Youngsters are traditionally taught from school age to place their dominant hand at the bottom of the handle with their weaker hand at the top. But the new study found batters who hold their bats the other way round have a far better chance of reaching first class and international standards.

It suggests right-handers generate more power if they bat in the stance usually taught to left-handers and vice versa for left-handed players.

“We found that cricket batsmen who adopted a reversed stance had a stunning advantage, with professional batsmen 7.1 times more likely to adopt a reversed stance than inexperienced batsmen, independent of whether they batted right or left handed or the position of their dominant eye,” said the study authored by David L Mann, Oliver R Runswick and Peter M Allen.

Great left-hand batsmen like Brian Lara, Clive Lloyd, David Gower, Adam Gilchrist, Alistair Cook, Michael Hussey, Kumar Sangakkara and Matthew Hayden are actually right-hand dominant. They all therefore used a reversed stance.

Moreover, a reversed-stance advantage should also be evident for those who are left-hand dominant yet bat right handed and in support the study gives the examples of modern- day greats such as Michael Clarke and Inzamam-ul-Haq who batted right handed yet bowled with their left.

Even Indian legend Sachin Tendulkar, widely-considered as one of the best batsmen of the modern era, batted and bowled right-handed but is known to write with his left hand.

Professor Allen, from Anglia Ruskin University in Cambridge, who led the study of 136 cricketers with a wide range of abilities, said, “The ‘conventional’ way of holding a cricket bat, with the dominant hand on the bottom of the handle, has remained basically unchanged since the invention of the game and is modelled on the stance used for other bi-manual hitting tasks.

“For instance, the first MCC coaching manual instructs batters to pick up a bat in the same manner they would pick up an axe.
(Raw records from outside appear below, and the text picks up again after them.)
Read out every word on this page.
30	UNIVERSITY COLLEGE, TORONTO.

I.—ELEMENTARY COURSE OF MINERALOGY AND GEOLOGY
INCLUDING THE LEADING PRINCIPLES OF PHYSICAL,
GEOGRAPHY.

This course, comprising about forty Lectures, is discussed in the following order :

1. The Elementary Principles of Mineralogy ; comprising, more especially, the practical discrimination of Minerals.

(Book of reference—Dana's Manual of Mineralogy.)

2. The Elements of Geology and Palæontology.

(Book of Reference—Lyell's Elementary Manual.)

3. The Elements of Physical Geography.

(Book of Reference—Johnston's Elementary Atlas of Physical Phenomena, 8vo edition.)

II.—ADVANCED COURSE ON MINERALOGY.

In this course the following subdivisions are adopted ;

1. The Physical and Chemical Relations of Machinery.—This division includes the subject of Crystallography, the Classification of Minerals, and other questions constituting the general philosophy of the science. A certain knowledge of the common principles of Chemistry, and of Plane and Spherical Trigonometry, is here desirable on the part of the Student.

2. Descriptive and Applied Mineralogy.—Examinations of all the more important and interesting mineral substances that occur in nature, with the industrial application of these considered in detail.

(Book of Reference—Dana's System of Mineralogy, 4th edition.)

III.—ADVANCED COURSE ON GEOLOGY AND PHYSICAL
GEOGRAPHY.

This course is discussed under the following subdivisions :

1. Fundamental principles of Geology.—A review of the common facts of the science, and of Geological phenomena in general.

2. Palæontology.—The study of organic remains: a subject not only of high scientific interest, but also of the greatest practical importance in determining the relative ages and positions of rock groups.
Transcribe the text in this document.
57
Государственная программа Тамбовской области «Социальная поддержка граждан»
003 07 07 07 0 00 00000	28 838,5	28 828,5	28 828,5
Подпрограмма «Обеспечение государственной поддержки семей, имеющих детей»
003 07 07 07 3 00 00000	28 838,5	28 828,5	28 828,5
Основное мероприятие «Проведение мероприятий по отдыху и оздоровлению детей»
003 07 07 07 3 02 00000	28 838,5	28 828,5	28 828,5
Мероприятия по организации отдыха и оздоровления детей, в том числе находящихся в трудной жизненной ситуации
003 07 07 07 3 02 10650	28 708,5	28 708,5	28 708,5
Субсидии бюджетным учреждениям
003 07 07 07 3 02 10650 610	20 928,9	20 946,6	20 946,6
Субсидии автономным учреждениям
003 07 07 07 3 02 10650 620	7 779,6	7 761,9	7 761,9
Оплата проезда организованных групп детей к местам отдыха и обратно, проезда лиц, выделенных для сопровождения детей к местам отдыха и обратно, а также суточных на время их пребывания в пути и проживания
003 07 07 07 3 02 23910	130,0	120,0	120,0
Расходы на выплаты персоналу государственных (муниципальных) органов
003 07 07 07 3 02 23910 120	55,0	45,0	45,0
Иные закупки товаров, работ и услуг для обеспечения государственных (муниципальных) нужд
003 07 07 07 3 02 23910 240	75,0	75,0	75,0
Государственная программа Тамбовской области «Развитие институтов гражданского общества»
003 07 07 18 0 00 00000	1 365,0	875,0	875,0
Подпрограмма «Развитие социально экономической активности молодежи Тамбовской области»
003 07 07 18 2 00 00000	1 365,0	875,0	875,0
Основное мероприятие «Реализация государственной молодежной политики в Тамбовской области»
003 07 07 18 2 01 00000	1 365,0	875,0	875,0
While that might be beneficial for beginners, switching to a reversed stance gives elite players a technical and visual benefit,” he said.

Dr Mann, a scientist in human movement at the Vrije Universiteit in Amsterdam University, said: “The top hand is typically responsible for controlling and guiding the path of the bat to hit the ball so it appears to be an advantage for the dominant hand to perform this role.